Tuzantan, Mexico – Mexican immigration and security forces cracked down on a caravan of migrants and asylum seekers on Saturday, the eve of the anniversary of the departure of the Honduran collective exodus that captured international attention.
As the United States and Mexico continue to restrict options for migrants and asylum seekers, many have been stuck for months in Tapachula, a city in the southern state of Chiapas, hoping for documentation that permits transit north through Mexico to the US border.
Before dawn on Saturday, more than 1,000 migrants and asylum seekers from various African, Caribbean and Central American countries set out together from Tapachula.

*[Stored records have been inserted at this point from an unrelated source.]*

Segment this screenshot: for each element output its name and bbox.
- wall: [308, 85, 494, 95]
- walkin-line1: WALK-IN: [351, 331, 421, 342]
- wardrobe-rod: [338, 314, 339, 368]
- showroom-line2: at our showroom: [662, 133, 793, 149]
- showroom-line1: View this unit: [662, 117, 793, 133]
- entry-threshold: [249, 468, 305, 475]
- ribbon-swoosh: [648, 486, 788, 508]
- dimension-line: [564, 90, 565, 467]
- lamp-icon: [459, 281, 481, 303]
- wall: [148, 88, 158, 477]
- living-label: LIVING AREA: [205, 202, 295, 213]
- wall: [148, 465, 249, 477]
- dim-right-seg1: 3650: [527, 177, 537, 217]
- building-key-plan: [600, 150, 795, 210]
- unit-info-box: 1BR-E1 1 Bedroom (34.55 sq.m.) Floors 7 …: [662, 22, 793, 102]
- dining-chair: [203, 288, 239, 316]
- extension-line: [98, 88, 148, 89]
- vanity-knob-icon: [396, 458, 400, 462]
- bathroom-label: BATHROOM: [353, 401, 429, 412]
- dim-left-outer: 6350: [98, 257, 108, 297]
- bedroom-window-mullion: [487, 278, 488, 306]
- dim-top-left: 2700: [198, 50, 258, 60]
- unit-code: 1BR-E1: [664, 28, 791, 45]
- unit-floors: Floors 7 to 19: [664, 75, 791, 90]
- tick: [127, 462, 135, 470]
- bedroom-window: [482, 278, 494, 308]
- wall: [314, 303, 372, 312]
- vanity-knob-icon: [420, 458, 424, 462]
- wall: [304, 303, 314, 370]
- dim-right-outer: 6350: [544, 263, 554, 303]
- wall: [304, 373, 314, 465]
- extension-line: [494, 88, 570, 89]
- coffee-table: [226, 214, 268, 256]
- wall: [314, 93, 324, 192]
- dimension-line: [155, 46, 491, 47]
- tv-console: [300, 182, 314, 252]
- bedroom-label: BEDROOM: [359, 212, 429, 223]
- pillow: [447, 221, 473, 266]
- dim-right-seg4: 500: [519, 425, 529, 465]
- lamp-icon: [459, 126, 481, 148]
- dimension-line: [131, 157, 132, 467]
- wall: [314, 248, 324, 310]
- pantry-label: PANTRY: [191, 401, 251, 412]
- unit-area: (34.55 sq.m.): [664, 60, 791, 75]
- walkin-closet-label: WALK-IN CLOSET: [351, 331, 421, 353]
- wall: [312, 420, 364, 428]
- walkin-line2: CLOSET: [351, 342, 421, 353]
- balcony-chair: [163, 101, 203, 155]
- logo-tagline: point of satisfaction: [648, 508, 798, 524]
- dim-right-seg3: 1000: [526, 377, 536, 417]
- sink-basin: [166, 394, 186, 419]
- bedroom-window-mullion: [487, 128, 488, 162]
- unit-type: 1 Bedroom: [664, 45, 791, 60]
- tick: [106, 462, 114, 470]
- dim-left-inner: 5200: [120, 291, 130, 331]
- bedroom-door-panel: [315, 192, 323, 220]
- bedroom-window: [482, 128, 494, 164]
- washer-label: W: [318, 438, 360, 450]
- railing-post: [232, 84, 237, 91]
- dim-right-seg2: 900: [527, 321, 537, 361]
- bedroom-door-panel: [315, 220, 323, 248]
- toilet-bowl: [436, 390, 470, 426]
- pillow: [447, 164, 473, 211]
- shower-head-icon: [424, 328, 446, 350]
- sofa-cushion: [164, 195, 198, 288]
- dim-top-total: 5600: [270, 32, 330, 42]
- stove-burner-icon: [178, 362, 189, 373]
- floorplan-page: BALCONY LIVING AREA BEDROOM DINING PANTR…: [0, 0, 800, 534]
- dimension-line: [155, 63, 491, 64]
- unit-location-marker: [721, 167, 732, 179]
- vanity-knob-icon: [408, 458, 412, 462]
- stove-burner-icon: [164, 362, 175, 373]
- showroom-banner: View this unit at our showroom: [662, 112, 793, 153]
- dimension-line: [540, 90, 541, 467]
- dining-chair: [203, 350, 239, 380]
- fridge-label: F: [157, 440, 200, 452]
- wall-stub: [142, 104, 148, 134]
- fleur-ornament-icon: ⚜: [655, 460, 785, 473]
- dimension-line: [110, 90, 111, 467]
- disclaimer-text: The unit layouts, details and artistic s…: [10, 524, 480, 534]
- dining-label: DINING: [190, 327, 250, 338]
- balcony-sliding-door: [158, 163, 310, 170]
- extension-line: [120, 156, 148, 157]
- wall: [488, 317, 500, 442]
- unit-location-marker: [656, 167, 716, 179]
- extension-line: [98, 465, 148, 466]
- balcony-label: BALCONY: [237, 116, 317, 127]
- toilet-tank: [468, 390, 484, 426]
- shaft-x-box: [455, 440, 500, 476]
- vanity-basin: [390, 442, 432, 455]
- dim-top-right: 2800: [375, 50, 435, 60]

Following in the footsteps of past caravans, they planned to spend the first night in Huixtla, 41km (25 miles) north, but their journey was cut short approximately three-quarters of the way there.
Mexican immigration and security forces mounted a major operation on Saturday afternoon to halt the caravan’s advance. National Guard troops blocked the highway, the main corridor for commercial traffic between Mexico and Guatemala, while other National Guard troops, federal police and immigration agents fanned out in the area.
“What can we do?” Lucie*, an asylum seeker from the Democratic Republic of the Congo, told Al Jazeera as she gestured at the security forces blocking the route.
“We have no other option. We have to pass,” she said.
The majority of caravan participants, faced with few alternatives, boarded transport to return to Tapachula. A smaller group refused and began walking back along the highway, with National Guard troops and immigration agents following in a coordinated pursuit.
Mexican security forces eventually partially opened the highway to traffic. A National Guard contingent marched and ran south to block the next turn-off while other troops and immigration agents pursued migrants and asylum seekers retreating and scattering onto back roads and adjacent fields.
The Mexican forces took small family groups and individuals, many of them distraught, into custody, loading strollers that were used to carry infants and toddlers into the back of immigration vans.
The Mexican National Immigration Institute said in a statement on Saturday that the institute, “with complete respect for human rights, carried out actions to invite the foreign nationals who formed the contingent that departed from the city of Tapachula, Chiapas, to turn to the institute to get to know the options for the regularisation of their stay in the country.”
Immigration authorities will attend to each person and either begin an administrative immigration process or return them to their country of origin, according to the institute’s statement.
But many of Saturday’s caravan participants began the process weeks and even months ago. African migrants and asylum seekers requesting authorisation to transit north through Mexico have been protesting in Tapachula for more than a month.
Saturday’s failed attempt to head north came a year after a separate US-bound caravan of Honduran migrants and asylum seekers departed the San Pedro Sula bus terminal in Honduras. By the time that group was making its way up through Chiapas, it was comprised of some 7,000 people from Honduras, El Salvador, and other countries.
The US government responded to the caravan and others that followed with alarmist rhetoric, border militarisation, and ever-shifting asylum restrictions. After US threats of tariffs earlier this year, Mexico stepped up its own crackdown and deployed the National Guard to southern regions.
Despite the clampdowns and deployment of border troops, Camilo*, a 19-year-old migrant from El Salvador fleeing gang violence and other threats, said he would try to make his way to the US. He used a raft to go across the Suchiate River from Guatemala into Mexico and made it the 35km (22 miles) up to Tapachula by skirting checkpoints along the way.
“You have to run into the bush like an iguana,” Camilo told Al Jazeera, making a zig-zag motion with his hand.
“The route north from here is tough,” he said. “Either immigration will get you or the cartels will.”
Like the US southern border areas, the most dangerous routes through Mexico are often the only option left for migrants and asylum seekers. Two men from Cameroon drowned on Friday when a boat carrying asylum seekers capsised off the coast of Chiapas.
* Names have been changed to protect the individuals’ identities.